[Python-ideas] Assignment decorators (Re: The Descriptor Protocol...)

Larry Hastings larry at hastings.org
Tue Mar 8 02:24:49 CET 2011


On 03/07/2011 08:08 PM, Chris Kaynor wrote:
> You seemed to have missed the example of:
>
> lhs = @dec1 123
>
> which would produce
>
> dec1(classobject, 'lhs', 123)
>
> correct?

No, that was deliberately not part of my proposal.  My thinking: most of 
the time, this will be used in class scope for creating objects that 
have their own reasonable default values.  Why force people to type in a 
default value that 99% of the time you don't care about?  Allowing you 
to override this default value would be done by making the decorator 
callable and return a callable, like

    lhs = @dec1(123)


Also, I thought the "@dec1 123" style just looked too weird.  I admit it 
isn't that much weirder than what I already proposed.

However, if there are great uses for assignment decorators outside class 
scope, perhaps we need this original rhs.  Other folks have pointed 
out--what does something like this mean?

    c = Class()
    c.member = @dec

Does dec get 'c.member'?  Is this useful for anything?  Shall we narrow 
the use of assignment decorators to just class scope?

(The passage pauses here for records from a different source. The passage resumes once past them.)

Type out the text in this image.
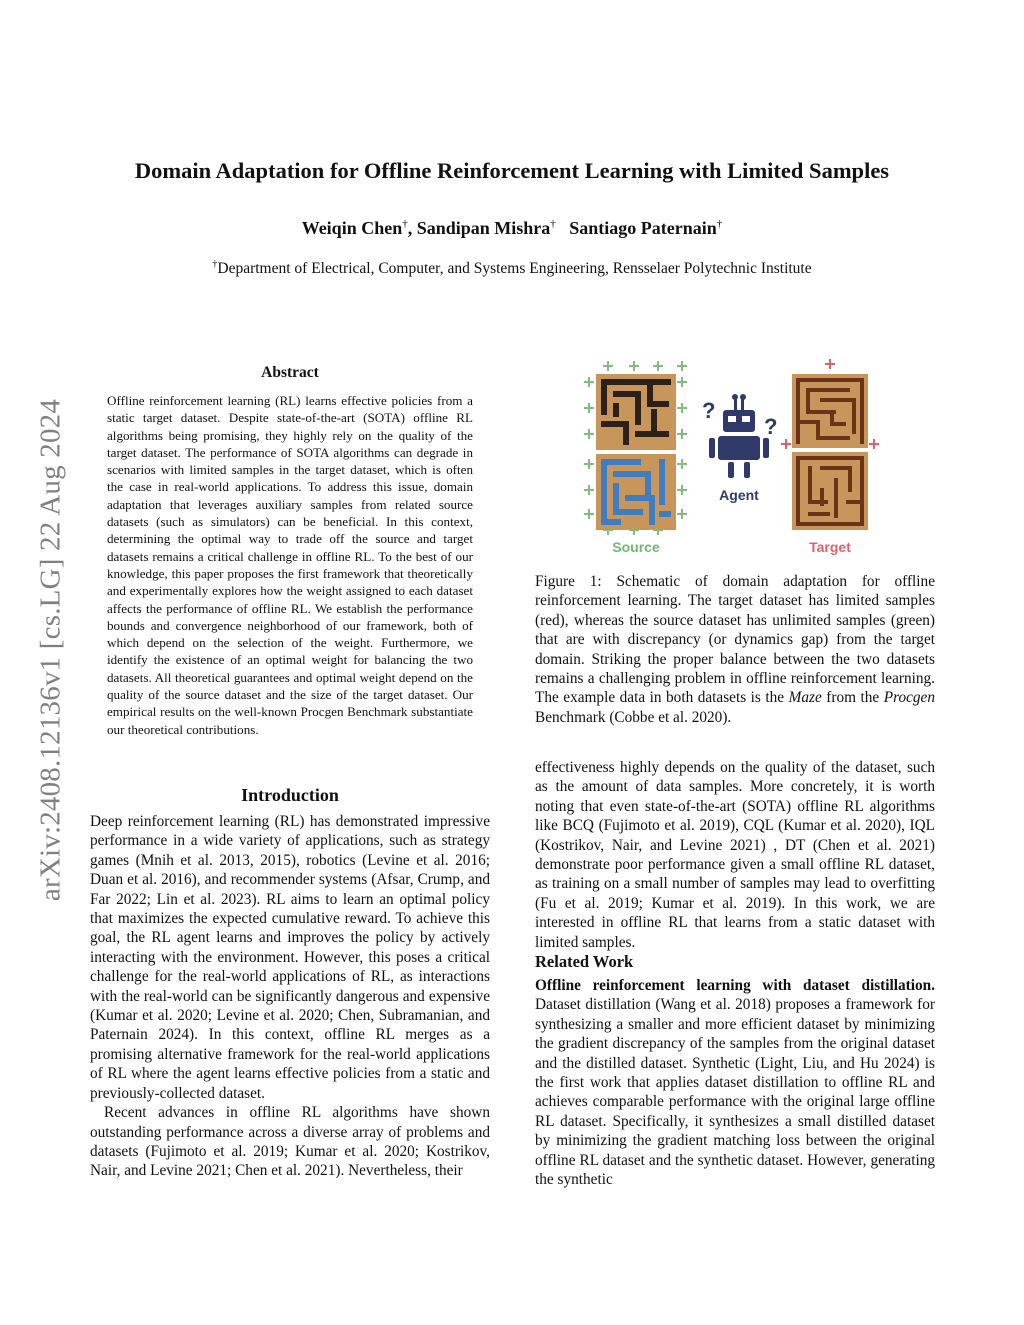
arXiv:2408.12136v1 [cs.LG] 22 Aug 2024
Domain Adaptation for Offline Reinforcement Learning with Limited Samples
Weiqin Chen†, Sandipan Mishra† Santiago Paternain†
†Department of Electrical, Computer, and Systems Engineering, Rensselaer Polytechnic Institute
Abstract
Offline reinforcement learning (RL) learns effective policies from a static target dataset. Despite state-of-the-art (SOTA) offline RL algorithms being promising, they highly rely on the quality of the target dataset. The performance of SOTA algorithms can degrade in scenarios with limited samples in the target dataset, which is often the case in real-world applications. To address this issue, domain adaptation that leverages auxiliary samples from related source datasets (such as simulators) can be beneficial. In this context, determining the optimal way to trade off the source and target datasets remains a critical challenge in offline RL. To the best of our knowledge, this paper proposes the first framework that theoretically and experimentally explores how the weight assigned to each dataset affects the performance of offline RL. We establish the performance bounds and convergence neighborhood of our framework, both of which depend on the selection of the weight. Furthermore, we identify the existence of an optimal weight for balancing the two datasets. All theoretical guarantees and optimal weight depend on the quality of the source dataset and the size of the target dataset. Our empirical results on the well-known Procgen Benchmark substantiate our theoretical contributions.
?
?
Agent
Source	Target
Figure 1: Schematic of domain adaptation for offline reinforcement learning. The target dataset has limited samples (red), whereas the source dataset has unlimited samples (green) that are with discrepancy (or dynamics gap) from the target domain. Striking the proper balance between the two datasets remains a challenging problem in offline reinforcement learning. The example data in both datasets is the Maze from the Procgen Benchmark (Cobbe et al. 2020).
Introduction

Deep reinforcement learning (RL) has demonstrated impressive performance in a wide variety of applications, such as strategy games (Mnih et al. 2013, 2015), robotics (Levine et al. 2016; Duan et al. 2016), and recommender systems (Afsar, Crump, and Far 2022; Lin et al. 2023). RL aims to learn an optimal policy that maximizes the expected cumulative reward. To achieve this goal, the RL agent learns and improves the policy by actively interacting with the environment. However, this poses a critical challenge for the real-world applications of RL, as interactions with the real-world can be significantly dangerous and expensive (Kumar et al. 2020; Levine et al. 2020; Chen, Subramanian, and Paternain 2024). In this context, offline RL merges as a promising alternative framework for the real-world applications of RL where the agent learns effective policies from a static and previously-collected dataset.

Recent advances in offline RL algorithms have shown outstanding performance across a diverse array of problems and datasets (Fujimoto et al. 2019; Kumar et al. 2020; Kostrikov, Nair, and Levine 2021; Chen et al. 2021). Nevertheless, their

effectiveness highly depends on the quality of the dataset, such as the amount of data samples. More concretely, it is worth noting that even state-of-the-art (SOTA) offline RL algorithms like BCQ (Fujimoto et al. 2019), CQL (Kumar et al. 2020), IQL (Kostrikov, Nair, and Levine 2021) , DT (Chen et al. 2021) demonstrate poor performance given a small offline RL dataset, as training on a small number of samples may lead to overfitting (Fu et al. 2019; Kumar et al. 2019). In this work, we are interested in offline RL that learns from a static dataset with limited samples.

Related Work

Offline reinforcement learning with dataset distillation. Dataset distillation (Wang et al. 2018) proposes a framework for synthesizing a smaller and more efficient dataset by minimizing the gradient discrepancy of the samples from the original dataset and the distilled dataset. Synthetic (Light, Liu, and Hu 2024) is the first work that applies dataset distillation to offline RL and achieves comparable performance with the original large offline RL dataset. Specifically, it synthesizes a small distilled dataset by minimizing the gradient matching loss between the original offline RL dataset and the synthetic dataset. However, generating the synthetic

On 03/07/2011 08:08 PM, Joao S. O. Bueno wrote:
> What you are calling "classobject" simply don't exist at this stage
> wen creating a new class.

Toldja it probably wasn't a good idea!

> This is Python, where function calls has "(" .

I'm not sure if this is part of a default signature or a rejoinder to 
me.  If the latter, let me point out that class/function decorators are 
already function calls without parentheses; it seems natural enough that 
assignment decorators would similarly lack them.